About this pain and inflammation research news

Source: UNC Health Care
Contact: Mark Derewicz – UNC Health Care
Image: The image is credited to Zylka Lab, UNC School of Medicine

Original Research: Closed access.
“Spinal macrophages resolve nociceptive hypersensitivity after peripheral injury” by Mark Zylka et al., Neuron


Abstract

Spinal macrophages resolve nociceptive hypersensitivity after peripheral injury

Highlights

  • Single-cell RNA sequencing of the spinal cord in a mouse model of neuropathic pain identified cell-specific changes
  • The anti-inflammatory response of spinal MRC1+ macrophages is reduced after nerve injury
  • Spinal macrophages suppress microgliosis and pain hypersensitivity when functioning properly
  • CD163 expression promotes resolution of neuroinflammation and reverses hypersensitivity

Summary

Peripheral nerve injury triggers persistent pro-inflammatory responses in spinal glial cells that contribute to neuropathic pain. Using single-cell RNA sequencing, the investigators identified MRC1+ macrophages in the spinal cord that normally proliferate and upregulate the anti-inflammatory mediator Cd163 after a superficial injury. In contrast, nerve injury blunts this protective response.
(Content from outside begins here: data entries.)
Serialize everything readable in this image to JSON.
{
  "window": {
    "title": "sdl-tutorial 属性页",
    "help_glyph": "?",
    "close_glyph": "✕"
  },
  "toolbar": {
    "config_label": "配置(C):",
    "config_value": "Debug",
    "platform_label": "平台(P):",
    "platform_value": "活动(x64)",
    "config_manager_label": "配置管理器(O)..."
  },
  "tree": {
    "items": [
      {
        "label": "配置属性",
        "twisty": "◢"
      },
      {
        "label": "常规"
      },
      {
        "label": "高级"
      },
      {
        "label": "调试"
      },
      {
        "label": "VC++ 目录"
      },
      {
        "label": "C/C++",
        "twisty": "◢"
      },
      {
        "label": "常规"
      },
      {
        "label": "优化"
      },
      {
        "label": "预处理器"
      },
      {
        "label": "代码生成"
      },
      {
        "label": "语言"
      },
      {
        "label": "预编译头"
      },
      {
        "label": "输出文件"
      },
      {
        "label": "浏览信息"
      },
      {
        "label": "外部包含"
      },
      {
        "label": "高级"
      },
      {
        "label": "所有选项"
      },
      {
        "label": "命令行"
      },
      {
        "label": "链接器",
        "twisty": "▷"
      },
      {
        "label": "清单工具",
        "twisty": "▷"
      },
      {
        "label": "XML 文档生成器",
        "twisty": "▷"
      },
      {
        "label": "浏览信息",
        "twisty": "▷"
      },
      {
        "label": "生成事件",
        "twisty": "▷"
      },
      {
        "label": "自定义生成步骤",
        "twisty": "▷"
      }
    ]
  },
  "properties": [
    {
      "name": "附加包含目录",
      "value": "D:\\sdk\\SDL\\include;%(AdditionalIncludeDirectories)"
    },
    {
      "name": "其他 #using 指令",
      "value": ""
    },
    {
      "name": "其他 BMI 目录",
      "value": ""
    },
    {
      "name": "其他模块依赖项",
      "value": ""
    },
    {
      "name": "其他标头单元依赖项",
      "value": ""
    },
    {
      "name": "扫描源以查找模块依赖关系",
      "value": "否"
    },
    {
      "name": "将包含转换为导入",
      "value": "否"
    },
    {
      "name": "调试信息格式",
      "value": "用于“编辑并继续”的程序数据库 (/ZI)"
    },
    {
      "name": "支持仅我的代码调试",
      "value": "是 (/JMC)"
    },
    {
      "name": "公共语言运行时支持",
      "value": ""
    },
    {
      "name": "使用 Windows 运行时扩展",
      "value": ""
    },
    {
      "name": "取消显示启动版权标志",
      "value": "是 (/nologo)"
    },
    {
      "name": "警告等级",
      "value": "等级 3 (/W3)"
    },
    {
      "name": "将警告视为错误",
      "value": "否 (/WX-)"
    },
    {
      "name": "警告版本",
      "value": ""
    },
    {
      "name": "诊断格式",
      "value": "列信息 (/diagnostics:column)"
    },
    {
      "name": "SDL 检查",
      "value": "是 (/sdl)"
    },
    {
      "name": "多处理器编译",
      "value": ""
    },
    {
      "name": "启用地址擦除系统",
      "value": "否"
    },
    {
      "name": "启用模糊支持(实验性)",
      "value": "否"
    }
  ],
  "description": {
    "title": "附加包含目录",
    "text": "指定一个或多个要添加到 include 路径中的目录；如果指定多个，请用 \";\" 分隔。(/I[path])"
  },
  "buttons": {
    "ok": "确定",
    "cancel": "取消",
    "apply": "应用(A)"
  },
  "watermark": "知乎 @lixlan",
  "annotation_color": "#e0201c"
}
Experimental depletion of spinal macrophages following superficial injury enhanced microgliosis and prolonged mechanical hypersensitivity, indicating that these macrophages actively limit harmful glial activation. Restoring Cd163 expression in spinal macrophages increased Interleukin-10, reduced micro- and astrogliosis, and produced sustained relief from mechanical and thermal hypersensitivity in nerve-injured animals.

These findings indicate that MRC1+ spinal macrophages play a critical role in restraining glial-mediated neuroinflammation and resolving pain after peripheral injury. Moreover, although spinal macrophages from nerve-injured animals show a dampened anti-inflammatory program, they can be therapeutically reactivated to promote long-lasting recovery from neuropathic pain.